Le rapporteur souligne que le niveau de la contribution française future dépend également du devenir de ces négociations.

En effet, les nouvelles ressources propres envisagées par la Commission sont de nature à diminuer la contribution française, à hauteur de 300 millions par an.

Ressources propres

La Commission a fait trois propositions concernant les ressources propres.

Elle relance le projet ACCIS – Assiette Commune Consolidée de l’Impôt sur les Sociétés. La première proposition sur le sujet date de 2011. Il s’agit d’harmoniser les règles de calcul de l’imposition des bénéfices réalisés par les entreprises dans l’Union européenne. La Commission se fonde sur l’article 115 du TFUE pour proposer un tel dispositif : celui-ci prévoit que la Commission a compétence pour travailler à l’harmonisation de dispositions en lien avec le marché intérieur.

La Commission a suggéré par ailleurs d’attribuer 20 % des recettes fondées sur le système d’échange de quotas d’émission au budget européen. Les quotas sont mis en vente par les États-membres et achetés par les entreprises. Selon la Commission, cette ressource pourrait rapporter 3 milliards d’euros par an au budget européen.

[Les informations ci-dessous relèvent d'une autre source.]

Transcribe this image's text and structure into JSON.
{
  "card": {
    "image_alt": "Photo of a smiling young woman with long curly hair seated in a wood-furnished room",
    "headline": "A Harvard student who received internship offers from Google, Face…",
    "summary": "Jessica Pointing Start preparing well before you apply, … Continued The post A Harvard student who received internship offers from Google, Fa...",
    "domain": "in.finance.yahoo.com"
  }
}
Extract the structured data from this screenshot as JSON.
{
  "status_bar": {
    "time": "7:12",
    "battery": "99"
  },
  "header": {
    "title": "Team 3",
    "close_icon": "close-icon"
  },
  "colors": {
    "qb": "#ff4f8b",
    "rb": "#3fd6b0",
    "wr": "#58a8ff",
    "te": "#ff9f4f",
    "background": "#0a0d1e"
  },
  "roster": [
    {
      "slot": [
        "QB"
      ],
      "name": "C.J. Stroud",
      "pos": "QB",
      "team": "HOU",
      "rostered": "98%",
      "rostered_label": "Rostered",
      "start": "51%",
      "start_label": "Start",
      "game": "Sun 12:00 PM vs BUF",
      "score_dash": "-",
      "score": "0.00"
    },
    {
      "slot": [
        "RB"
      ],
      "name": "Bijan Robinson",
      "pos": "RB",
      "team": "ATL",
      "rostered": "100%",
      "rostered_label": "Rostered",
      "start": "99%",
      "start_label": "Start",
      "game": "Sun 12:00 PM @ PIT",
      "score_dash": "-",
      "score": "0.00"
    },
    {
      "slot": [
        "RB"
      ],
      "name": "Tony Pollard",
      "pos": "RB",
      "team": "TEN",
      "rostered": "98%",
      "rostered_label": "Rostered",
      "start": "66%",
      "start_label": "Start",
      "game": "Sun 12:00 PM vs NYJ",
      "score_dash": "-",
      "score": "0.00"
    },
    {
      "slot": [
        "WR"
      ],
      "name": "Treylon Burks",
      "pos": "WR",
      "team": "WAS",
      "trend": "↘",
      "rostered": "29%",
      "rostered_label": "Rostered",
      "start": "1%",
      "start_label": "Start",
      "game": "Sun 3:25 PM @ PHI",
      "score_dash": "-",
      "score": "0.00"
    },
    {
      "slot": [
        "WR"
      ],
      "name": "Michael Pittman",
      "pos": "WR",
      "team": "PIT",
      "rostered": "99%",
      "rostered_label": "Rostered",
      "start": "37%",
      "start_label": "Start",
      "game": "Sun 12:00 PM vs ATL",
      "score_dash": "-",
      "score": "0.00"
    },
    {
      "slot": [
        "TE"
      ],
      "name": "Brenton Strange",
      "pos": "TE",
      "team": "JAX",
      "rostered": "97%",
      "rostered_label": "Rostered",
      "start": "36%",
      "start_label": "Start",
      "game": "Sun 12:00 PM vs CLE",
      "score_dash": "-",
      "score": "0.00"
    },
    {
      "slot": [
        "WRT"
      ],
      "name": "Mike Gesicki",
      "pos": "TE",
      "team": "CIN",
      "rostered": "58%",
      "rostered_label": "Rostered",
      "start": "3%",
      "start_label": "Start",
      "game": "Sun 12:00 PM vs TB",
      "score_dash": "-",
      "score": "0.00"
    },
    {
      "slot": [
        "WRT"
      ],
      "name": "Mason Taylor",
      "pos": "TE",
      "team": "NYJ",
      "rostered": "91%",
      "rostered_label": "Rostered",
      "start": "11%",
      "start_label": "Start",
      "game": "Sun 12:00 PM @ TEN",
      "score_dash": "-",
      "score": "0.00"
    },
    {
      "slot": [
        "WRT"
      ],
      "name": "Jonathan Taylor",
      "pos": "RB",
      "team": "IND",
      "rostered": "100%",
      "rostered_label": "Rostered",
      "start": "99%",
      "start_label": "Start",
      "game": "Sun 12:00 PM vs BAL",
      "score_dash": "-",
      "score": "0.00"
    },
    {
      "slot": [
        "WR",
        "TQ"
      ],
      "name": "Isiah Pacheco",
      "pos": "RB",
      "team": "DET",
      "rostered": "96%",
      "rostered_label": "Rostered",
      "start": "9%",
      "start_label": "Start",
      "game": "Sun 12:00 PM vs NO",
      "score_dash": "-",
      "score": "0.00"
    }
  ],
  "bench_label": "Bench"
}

À ces deux ressources s’ajoute la contribution fondée sur les emballages en plastique non recyclés. L’idée est d’inciter les États-membres à investir davantage dans l’économie circulaire en leur imposant une contribution d’autant plus élevée que leur quantité de déchets plastique non recyclés est importante. La Commission estime le rendement possible de cette taxe à 7 milliards avec un taux d’appel de 0,80 euro par kilo.

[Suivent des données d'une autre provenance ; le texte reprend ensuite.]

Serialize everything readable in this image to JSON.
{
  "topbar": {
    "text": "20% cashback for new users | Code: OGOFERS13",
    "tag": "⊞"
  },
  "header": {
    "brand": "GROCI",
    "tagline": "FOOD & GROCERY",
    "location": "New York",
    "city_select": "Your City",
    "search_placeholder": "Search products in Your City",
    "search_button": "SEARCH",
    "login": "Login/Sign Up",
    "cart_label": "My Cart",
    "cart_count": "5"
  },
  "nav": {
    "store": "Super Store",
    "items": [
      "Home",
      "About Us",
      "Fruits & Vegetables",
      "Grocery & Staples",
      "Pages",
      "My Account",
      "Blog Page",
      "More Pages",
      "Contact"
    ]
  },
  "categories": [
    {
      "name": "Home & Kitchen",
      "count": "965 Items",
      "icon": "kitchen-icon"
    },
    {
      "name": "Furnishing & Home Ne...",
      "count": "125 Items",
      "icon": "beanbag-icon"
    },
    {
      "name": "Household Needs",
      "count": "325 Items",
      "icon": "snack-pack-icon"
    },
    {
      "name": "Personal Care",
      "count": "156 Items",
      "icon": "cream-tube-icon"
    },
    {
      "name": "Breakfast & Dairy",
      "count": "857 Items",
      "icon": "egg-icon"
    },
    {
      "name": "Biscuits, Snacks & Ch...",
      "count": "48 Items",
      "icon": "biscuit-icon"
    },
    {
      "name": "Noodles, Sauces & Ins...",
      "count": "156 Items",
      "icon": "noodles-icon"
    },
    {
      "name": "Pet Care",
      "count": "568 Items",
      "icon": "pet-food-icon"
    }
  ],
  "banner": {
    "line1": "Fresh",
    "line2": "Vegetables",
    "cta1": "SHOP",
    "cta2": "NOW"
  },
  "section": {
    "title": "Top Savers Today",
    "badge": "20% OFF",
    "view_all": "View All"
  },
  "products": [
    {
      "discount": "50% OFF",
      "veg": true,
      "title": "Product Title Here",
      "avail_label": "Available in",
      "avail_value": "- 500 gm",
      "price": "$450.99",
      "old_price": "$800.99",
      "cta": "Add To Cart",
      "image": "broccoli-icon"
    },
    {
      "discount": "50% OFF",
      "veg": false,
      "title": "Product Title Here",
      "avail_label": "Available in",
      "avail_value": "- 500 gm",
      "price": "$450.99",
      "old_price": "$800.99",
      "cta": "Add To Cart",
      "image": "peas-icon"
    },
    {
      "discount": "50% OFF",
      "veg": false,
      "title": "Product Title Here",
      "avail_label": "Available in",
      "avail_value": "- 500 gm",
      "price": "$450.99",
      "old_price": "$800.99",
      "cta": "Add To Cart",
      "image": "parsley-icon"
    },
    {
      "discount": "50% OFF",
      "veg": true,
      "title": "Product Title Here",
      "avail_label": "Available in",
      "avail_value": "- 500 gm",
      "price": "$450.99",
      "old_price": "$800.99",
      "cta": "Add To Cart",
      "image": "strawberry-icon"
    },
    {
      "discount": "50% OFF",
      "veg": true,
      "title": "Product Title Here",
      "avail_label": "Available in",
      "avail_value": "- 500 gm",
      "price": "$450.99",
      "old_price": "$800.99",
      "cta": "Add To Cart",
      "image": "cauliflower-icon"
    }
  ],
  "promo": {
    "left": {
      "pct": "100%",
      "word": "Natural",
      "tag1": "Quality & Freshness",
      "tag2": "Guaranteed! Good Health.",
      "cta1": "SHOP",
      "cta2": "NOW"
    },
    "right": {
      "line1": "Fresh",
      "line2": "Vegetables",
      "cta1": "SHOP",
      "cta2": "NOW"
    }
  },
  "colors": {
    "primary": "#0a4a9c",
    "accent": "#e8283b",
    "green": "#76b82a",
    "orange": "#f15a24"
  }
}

La contribution française pourrait néanmoins être amenée à augmenter. En effet, la sortie du Royaume-Uni, contributeur net, ainsi que les nouveaux besoins avancés par la Commission européenne, pourraient conduire à un ressaut de la contribution française équivalent à 6 milliards d’euros courants en moyenne annuelle, à condition que les négociations autour des ressources propres et sur la disparition progressive des rabais sur les rabais aboutissent.